À Bamako, les régulateurs de l’énergie du Burkina Faso, du Mali et du Niger ont récemment amorcé une nouvelle ère. Sous l’égide du Premier ministre malien, le général Abdoulaye Maïga, cette première réunion énergétique de la Confédération des États du Sahel (AES) vise à transformer l’un des défis majeurs du continent en levier de coopération : l’énergie.

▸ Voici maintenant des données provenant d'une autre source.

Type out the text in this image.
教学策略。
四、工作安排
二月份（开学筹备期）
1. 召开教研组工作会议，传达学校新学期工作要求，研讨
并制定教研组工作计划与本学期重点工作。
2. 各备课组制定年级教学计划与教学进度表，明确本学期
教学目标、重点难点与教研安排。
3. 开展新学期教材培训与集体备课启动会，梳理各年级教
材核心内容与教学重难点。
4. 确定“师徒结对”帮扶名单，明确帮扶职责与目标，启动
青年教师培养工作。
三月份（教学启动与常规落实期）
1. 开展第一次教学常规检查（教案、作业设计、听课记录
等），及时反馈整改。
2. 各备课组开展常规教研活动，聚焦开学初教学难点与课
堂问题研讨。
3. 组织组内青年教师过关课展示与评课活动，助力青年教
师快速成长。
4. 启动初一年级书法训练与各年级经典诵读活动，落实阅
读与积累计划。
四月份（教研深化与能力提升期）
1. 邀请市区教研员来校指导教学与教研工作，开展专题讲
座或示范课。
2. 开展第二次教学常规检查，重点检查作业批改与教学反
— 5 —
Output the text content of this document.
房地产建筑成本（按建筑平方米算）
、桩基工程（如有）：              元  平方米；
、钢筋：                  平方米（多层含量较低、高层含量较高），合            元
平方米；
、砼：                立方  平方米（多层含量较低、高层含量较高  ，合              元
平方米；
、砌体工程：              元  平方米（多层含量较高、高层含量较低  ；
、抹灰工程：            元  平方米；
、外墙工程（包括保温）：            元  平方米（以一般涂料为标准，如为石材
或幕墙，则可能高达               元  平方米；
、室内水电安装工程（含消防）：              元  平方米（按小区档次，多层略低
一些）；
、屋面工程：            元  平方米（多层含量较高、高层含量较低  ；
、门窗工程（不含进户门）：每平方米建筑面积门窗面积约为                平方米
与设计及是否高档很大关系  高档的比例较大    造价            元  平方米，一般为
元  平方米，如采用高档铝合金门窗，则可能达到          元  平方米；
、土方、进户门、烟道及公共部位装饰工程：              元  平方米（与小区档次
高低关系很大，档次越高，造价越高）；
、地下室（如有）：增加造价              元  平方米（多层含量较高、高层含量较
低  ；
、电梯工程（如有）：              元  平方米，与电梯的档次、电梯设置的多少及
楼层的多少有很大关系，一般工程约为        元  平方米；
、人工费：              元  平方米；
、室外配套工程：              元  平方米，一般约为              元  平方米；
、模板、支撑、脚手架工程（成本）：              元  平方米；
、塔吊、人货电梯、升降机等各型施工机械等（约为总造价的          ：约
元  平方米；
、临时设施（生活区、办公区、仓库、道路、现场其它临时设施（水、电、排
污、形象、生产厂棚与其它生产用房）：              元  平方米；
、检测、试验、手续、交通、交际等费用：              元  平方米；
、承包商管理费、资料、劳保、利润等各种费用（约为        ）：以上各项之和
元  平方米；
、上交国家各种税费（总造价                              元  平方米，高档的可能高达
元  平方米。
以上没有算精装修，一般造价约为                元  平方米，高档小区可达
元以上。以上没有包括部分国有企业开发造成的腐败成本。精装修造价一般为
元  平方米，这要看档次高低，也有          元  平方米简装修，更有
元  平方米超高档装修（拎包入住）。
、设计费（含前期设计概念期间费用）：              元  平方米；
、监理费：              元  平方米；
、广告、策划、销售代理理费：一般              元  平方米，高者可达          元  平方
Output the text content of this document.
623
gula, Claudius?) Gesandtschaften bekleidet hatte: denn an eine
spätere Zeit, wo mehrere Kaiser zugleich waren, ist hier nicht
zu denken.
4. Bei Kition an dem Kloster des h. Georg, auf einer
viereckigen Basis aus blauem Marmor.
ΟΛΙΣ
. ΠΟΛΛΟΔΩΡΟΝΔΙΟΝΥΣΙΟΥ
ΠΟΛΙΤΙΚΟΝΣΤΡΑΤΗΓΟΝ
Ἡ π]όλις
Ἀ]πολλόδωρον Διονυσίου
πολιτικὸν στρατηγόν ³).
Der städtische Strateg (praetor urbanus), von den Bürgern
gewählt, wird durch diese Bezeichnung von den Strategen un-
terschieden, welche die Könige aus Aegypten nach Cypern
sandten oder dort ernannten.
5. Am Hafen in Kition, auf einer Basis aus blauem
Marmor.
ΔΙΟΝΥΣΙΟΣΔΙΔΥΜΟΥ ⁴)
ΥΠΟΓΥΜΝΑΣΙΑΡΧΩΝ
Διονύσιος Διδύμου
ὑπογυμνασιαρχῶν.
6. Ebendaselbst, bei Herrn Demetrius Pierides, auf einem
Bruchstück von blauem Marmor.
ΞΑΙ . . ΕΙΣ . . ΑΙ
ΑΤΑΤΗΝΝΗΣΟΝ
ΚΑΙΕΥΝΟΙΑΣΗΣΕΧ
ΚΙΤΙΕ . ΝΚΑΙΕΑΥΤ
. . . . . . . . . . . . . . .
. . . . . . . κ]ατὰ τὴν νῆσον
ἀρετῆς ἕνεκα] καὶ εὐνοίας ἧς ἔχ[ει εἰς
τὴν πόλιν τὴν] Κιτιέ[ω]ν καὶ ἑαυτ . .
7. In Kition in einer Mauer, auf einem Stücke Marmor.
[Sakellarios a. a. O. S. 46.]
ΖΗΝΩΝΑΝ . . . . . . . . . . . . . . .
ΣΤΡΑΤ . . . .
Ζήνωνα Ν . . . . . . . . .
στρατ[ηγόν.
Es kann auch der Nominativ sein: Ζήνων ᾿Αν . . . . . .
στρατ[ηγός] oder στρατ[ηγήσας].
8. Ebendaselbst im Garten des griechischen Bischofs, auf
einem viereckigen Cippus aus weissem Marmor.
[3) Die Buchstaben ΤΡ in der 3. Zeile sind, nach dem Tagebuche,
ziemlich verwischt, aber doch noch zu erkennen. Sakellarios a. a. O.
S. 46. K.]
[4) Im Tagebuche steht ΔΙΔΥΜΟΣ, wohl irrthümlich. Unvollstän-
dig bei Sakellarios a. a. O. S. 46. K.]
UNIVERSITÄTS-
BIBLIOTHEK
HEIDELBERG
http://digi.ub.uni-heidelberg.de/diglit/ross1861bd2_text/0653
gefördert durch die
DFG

Une stratégie énergétique commune pour le Sahel
Réunis dans la capitale malienne, les représentants des trois pays ont posé les bases d’une régulation harmonisée. Objectif : bâtir une vision commune qui renforce la sécurité énergétique, améliore l’efficacité des marchés, réduit les coûts et accélère l’intégration des énergies renouvelables. Pour le Premier ministre malien, cette collaboration doit faire en sorte que « les populations d’Agadez, de Tenkodogo ou de Taoudeni sentent qu’elles ont la même énergie, à travers une vision commune et solidaire ».
Un potentiel renouvelable encore sous-exploité
Les ressources naturelles sont pourtant au rendez-vous. Le Mali possède un potentiel solaire impressionnant, estimé à près de 4 000 GW, et plus d’un gigawatt de vent exploitable. Le Burkina Faso, quant à lui, bénéficie d’un ensoleillement moyen de 5,5 kWh/m²/jour pendant plus de 3 000 heures par an. Des projets comme la centrale solaire de Zina (26,6 MW), inaugurée en 2024 au Burkina Faso, montrent la voie.
Des réalités contrastées sur le terrain
Malgré ces atouts, l’accès à l’électricité demeure un luxe pour de nombreuses populations. En 2024, seuls 21,7 % des Burkinabè, 53 % des Maliens et 19,5 % des Nigériens avaient accès à l’électricité. En milieu rural, la situation est encore plus préoccupante : moins de 6 % d’accès au Burkina Faso et à peine plus de 10 % au Niger. En cause : des infrastructures vieillissantes, une dépendance aux énergies fossiles coûteuses, et une faible implication du secteur privé.
Un tournant réglementaire et politique
La rencontre de Bamako marque une rupture. Pour la première fois, une volonté politique se manifeste autour d’une régulation commune, ouverte à l’investissement et au développement des énergies décentralisées, notamment solaires. L’initiative « Desert to Power » de la Banque africaine de développement, qui ambitionne d’installer 10 000 MW solaires dans la région, s’inscrit pleinement dans cette dynamique.
Face aux défis énergétiques, la réponse du Sahel se veut collective, structurée et ambitieuse. L’intégration régionale portée par l’AES donne un souffle nouveau à la souveraineté énergétique des peuples sahéliens. Une alliance solaire est en train de naître, loin de toute dépendance et tournée vers un avenir plus équitable.